Hunger Quick Facts for 2021
- Overall: Over 33.8 million Americans (10.2) lived in households that struggled against food insecurity, or lack of access to an affordable, nutritious diet.
- One in 26 (3.8 percent) of households in the U.S. experienced very low food security, a more severe form of food insecurity, where households report regularly skipping meals or reducing intake because they could not afford more food.
- Children: 1 in 8 (12.5 percent) households with children could not buy enough food for their families, considerably higher than the rate for households without children (9.4 percent).
- Rural: Households in rural areas experienced deeper struggles with hunger compared to those in metro areas, with higher rates of food insecurity overall (10.8 percent in rural areas compared to 10.1 percent in metro areas).
- Race and ethnicity: Black (19.8 percent) and Latinx (16.2 percent) households are disproportionately impacted by food insecurity, with food insecurity rates in 2021 triple and double the rate of White households (7.0 percent), respectively.

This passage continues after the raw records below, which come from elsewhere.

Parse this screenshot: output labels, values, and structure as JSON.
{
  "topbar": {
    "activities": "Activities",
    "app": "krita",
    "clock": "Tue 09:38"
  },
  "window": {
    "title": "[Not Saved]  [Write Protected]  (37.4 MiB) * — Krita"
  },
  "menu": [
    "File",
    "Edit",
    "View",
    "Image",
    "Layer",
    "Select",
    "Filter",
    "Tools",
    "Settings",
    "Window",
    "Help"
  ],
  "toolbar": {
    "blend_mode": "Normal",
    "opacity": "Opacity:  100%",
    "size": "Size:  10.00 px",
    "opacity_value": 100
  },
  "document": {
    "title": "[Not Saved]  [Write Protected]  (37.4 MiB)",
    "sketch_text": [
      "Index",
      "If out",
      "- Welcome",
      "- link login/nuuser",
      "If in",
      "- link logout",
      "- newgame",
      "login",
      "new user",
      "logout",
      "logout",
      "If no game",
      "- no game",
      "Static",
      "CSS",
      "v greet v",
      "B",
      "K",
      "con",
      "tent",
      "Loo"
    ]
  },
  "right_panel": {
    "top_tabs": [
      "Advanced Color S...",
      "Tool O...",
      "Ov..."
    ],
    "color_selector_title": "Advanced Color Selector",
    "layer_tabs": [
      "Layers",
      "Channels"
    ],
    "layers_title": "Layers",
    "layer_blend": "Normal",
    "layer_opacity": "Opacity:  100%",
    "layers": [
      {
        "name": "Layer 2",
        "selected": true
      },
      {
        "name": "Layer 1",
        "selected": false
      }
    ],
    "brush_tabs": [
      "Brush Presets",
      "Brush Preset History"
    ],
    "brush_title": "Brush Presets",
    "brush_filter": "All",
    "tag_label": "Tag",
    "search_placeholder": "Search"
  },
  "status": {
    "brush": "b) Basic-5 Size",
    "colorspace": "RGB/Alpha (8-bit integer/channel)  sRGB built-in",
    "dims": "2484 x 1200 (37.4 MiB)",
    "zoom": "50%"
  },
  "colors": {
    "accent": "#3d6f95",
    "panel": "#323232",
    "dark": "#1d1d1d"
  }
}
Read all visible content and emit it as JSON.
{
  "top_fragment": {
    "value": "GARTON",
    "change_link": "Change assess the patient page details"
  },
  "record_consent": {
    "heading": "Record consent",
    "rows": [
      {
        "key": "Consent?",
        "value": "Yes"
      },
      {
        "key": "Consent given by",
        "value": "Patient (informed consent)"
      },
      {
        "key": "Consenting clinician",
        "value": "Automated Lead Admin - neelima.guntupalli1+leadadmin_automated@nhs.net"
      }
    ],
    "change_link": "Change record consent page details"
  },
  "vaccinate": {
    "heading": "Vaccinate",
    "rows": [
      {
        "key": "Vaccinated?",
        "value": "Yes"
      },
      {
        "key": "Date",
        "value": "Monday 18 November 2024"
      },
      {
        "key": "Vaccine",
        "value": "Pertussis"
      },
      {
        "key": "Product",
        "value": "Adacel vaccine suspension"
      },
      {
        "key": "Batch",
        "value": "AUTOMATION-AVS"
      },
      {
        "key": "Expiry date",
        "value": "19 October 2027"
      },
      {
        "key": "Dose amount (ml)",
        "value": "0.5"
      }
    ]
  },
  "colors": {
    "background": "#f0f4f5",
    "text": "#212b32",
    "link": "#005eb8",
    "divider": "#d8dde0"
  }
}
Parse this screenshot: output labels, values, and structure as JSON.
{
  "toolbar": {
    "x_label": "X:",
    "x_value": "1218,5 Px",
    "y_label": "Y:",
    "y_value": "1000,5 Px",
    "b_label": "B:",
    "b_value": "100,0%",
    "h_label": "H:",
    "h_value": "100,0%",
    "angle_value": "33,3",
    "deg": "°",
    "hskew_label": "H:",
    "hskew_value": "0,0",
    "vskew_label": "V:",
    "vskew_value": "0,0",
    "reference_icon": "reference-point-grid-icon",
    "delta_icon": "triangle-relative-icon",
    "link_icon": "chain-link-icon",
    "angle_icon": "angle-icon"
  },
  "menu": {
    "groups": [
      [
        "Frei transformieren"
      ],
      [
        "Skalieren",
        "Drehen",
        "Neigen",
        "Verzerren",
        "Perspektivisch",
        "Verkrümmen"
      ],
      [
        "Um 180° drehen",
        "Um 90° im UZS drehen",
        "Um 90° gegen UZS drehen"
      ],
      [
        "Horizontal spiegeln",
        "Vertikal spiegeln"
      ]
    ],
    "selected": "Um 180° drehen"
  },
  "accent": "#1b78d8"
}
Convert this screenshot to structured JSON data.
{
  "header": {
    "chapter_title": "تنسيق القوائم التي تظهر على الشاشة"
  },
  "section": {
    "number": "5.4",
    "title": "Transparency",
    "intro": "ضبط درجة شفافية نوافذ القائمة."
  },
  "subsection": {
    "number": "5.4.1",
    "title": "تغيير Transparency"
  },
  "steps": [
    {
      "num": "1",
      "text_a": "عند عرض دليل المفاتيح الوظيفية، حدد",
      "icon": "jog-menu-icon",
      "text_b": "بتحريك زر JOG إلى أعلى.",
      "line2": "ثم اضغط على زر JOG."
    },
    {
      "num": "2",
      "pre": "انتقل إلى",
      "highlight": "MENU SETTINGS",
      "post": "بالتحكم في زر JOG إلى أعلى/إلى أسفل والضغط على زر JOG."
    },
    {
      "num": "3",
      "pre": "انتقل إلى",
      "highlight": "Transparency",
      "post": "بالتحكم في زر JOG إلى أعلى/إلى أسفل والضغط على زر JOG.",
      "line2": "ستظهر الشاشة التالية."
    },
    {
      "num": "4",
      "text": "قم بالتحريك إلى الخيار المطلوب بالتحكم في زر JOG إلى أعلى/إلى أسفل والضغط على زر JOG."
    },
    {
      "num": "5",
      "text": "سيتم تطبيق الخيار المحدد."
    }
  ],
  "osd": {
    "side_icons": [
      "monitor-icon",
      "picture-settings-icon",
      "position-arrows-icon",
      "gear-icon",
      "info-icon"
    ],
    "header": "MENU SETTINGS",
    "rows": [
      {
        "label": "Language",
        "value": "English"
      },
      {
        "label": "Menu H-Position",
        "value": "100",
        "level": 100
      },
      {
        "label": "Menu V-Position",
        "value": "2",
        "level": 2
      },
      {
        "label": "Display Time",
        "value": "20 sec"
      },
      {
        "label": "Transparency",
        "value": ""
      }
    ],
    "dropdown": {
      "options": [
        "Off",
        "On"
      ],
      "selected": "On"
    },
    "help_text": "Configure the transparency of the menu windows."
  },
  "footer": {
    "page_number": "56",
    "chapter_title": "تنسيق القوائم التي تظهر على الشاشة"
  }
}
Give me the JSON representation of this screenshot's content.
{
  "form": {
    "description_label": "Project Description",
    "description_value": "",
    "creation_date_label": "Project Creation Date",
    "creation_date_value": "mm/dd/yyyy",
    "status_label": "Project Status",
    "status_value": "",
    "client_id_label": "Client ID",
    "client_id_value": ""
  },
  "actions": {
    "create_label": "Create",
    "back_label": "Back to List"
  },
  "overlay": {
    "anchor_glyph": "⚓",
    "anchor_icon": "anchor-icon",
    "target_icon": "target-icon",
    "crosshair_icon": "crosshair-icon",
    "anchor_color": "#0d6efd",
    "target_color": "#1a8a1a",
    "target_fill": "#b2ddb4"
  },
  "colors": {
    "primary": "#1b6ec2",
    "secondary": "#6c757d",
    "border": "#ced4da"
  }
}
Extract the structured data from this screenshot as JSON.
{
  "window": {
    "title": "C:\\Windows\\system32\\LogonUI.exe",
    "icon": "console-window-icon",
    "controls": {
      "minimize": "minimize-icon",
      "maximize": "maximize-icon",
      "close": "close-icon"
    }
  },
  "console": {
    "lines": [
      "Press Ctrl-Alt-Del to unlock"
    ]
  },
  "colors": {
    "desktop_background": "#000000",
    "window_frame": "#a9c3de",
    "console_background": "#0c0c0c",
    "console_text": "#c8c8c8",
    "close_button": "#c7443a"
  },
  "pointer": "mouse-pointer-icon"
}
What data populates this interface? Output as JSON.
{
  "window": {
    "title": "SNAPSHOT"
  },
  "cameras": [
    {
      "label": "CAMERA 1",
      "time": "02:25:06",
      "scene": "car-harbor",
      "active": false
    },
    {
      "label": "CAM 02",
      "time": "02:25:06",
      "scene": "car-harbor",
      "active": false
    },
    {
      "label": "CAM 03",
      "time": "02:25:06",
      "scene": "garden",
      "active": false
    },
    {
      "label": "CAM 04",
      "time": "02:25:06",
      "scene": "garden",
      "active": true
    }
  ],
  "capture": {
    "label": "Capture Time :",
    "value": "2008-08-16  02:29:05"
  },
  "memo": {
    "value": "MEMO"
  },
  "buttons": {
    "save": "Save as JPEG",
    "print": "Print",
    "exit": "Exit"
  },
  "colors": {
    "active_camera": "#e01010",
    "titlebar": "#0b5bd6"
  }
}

- Geography: The food insecurity rate is highest in the South (11.4 percent), followed by the Midwest (9.9 percent), West (9.7 percent), and Northeast (8.8 percent).
- The prevalence of food insecurity varied considerably by state, ranging from 5.4 percent in New Hampshire to 15.3 percent in Mississippi (for the three-year period of 2019-2021).
Poverty Quick Facts
- Overall poverty: According to the official poverty rate, 37.9 million people (11.5 percent) lived in poverty in 2022, unchanged from 2021. However, according to the Supplemental Poverty Measure (SPM), which accounts for cost of living and the receipt of social safety net programs, the poverty rate increased by 60%, from 25.6 million people (7.8 percent) in 2021 to 40.9 million people (12.4 percent) in 2022.
- Income: After accounting for inflation, real median household income declined by 2.3 percent, from $76,330 in 2021 to $74,580 in 2022.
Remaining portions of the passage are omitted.